Effect of β-glucan on healthy donor and PC patient peripheral blood mononuclear cells. (A) TNF-α production after in vitro β-glucan trained or untrained healthy donor CD14+ monocytes (n=5) obtained via cell sorting and restimulated with LPS measured by ELISA. (B) Fold change in TNF-α production by in vitro β-glucan-trained healthy donor CD14+ monocytes (n=3) on co-culture with S2013 or IRE-ablated media. (C) TNF-α production after in vitro β-glucan trained or untrained PC treatment naïve CD14+ monocytes (n=5) obtained via cell sorting and restimulated with LPS measured by ELISA. (D) TNF-α production by in vitro β-glucan-trained PC treatment naïve CD14+monocytes (n=3) on co-culture with S2013 or IRE-ablated media. (E) Representative t-SNE plot of the 10 experimental samples identifying 20 distinct cell clusters. (F) Individual t-SNE plots of PBMCs from three representative patients before (baseline) and after IRE and 3 months of oral β-glucan. (G) Quantified percent CD86+ monocytes and Tregs (H) at baseline and after IRE and 3 months of oral β-glucan. (I) Quantified percent of TNF-α production from CD86+ monocytes at baseline and 3 months post IRE and oral β-glucan.
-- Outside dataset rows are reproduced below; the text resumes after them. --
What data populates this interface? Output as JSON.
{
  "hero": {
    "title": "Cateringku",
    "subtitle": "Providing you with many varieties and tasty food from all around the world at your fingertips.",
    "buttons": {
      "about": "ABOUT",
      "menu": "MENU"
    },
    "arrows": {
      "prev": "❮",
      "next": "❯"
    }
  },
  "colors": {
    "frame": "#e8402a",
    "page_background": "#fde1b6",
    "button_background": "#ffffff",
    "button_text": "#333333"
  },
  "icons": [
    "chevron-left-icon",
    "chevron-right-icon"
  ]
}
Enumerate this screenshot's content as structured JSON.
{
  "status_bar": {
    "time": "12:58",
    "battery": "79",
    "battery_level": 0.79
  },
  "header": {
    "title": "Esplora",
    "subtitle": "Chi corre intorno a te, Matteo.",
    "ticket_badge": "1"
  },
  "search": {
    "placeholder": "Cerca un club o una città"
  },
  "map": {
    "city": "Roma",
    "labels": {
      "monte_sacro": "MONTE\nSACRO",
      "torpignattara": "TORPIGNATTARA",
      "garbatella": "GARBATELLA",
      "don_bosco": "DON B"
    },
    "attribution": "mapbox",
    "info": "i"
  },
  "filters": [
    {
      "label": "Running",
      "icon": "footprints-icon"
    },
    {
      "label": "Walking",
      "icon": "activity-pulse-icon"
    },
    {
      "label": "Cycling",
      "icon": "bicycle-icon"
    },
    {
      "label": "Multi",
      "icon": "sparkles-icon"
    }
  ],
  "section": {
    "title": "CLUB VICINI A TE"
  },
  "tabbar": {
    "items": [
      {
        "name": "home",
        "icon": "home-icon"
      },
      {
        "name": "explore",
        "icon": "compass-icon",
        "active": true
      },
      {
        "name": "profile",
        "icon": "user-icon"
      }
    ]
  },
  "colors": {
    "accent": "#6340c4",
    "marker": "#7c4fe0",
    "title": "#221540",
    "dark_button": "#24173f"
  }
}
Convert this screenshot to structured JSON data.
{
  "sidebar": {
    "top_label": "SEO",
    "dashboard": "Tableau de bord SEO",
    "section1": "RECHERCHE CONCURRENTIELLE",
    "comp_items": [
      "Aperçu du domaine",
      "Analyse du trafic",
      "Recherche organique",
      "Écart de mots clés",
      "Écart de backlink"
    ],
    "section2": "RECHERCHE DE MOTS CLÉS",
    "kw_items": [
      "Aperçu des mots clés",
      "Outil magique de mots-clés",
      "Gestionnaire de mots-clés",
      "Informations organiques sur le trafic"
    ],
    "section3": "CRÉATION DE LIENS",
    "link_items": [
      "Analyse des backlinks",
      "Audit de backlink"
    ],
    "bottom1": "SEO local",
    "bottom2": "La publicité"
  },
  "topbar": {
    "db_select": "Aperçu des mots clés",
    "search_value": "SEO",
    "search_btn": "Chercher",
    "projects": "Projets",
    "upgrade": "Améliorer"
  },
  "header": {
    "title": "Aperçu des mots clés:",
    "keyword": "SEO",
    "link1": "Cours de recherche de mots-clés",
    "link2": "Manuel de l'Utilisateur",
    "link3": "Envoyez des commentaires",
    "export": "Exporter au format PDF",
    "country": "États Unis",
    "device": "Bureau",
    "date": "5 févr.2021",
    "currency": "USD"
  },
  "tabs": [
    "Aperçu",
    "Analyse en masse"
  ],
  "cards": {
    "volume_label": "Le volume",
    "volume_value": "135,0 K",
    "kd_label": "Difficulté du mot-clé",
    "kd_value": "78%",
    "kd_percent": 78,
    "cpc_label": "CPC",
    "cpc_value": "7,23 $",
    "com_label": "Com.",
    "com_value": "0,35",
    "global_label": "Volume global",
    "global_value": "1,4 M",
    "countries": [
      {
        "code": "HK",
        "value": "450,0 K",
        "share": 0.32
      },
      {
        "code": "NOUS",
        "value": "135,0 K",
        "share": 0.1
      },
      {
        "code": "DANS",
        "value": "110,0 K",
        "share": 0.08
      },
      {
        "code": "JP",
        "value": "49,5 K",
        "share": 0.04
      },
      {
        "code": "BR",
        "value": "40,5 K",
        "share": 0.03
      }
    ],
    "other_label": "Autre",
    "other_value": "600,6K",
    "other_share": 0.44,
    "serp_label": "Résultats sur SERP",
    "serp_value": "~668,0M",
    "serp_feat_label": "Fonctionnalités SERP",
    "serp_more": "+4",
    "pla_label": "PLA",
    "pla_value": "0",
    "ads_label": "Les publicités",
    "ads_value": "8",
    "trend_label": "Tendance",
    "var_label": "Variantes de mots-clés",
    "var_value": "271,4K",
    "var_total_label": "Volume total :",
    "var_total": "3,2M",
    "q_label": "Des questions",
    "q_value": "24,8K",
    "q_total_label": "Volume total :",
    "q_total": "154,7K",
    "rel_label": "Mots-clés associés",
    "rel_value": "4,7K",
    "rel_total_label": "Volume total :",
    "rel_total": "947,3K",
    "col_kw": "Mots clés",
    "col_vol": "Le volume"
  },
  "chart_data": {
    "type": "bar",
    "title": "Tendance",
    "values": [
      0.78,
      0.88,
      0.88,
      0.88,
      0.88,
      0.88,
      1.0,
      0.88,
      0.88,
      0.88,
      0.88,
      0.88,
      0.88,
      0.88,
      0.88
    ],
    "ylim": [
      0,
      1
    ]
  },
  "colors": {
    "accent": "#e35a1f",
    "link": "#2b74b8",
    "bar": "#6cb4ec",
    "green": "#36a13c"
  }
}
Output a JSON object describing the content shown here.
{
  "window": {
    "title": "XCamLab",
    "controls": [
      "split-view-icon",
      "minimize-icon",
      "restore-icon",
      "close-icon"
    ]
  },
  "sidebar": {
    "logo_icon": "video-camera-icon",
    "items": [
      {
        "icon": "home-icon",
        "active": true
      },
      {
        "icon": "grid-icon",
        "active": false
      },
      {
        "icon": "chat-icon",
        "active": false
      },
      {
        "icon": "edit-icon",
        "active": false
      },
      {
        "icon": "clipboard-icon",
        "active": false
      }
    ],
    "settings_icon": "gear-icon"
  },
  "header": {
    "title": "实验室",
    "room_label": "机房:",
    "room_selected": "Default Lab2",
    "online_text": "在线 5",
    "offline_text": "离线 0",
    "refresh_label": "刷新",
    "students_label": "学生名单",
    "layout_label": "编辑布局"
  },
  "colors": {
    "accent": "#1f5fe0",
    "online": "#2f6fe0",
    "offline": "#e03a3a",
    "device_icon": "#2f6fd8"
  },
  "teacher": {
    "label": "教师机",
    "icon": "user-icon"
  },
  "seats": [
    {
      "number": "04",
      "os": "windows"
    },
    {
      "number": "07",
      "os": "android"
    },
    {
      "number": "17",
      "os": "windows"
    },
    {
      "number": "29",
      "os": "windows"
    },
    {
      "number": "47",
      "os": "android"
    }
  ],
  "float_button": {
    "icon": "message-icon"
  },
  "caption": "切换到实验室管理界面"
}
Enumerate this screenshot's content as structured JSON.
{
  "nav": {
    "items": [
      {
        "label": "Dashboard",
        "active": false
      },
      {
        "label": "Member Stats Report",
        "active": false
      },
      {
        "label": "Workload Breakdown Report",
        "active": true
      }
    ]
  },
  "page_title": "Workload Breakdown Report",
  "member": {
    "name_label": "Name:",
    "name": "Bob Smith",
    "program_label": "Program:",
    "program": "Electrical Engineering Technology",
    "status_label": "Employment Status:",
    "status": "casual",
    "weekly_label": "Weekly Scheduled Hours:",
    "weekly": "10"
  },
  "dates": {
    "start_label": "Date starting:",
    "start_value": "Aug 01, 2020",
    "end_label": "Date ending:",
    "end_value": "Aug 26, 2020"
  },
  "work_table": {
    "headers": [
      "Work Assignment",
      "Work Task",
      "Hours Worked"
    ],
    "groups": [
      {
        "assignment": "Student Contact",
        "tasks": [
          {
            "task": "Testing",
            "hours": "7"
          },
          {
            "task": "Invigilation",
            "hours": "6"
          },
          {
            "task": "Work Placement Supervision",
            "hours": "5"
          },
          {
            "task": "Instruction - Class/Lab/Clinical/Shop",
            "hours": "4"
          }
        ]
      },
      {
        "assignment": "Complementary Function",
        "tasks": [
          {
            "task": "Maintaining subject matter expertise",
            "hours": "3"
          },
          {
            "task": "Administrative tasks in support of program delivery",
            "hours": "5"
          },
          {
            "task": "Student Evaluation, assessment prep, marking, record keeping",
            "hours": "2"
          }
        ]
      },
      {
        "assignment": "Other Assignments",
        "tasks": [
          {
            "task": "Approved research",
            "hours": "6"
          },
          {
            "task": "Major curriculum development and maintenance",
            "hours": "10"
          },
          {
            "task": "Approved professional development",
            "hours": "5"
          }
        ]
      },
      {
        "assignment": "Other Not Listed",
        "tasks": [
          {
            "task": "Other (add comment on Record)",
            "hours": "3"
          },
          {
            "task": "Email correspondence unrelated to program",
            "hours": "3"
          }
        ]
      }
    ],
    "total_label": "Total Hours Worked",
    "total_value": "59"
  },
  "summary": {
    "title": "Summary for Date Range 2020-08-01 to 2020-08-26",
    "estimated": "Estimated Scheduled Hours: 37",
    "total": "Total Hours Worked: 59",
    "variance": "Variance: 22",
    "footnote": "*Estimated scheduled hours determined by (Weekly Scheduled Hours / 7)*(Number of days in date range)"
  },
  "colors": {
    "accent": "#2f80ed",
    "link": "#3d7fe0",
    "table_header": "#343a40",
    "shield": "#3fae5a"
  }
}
PC monocytes were restimulated with LPS (1 ng/mL). Data are presented as mean±SEM. ns, not significant; *p<0.05, **p<0.01, ***p<0.001, ****p<0.0001. IRE, irreversible electroporation; LPS, lipopolysaccharide; NK, natural killer; Mo, monocytes; mo, months; PBMCs, peripheral blood mononuclear cells; PBS, phosphate buffered saline; PC, pancreatic cancer; TNF, tumor necrosis factor; Treg, regulatory T cell; t-SNE, t-distributed Stochastic Neighbor Embedding.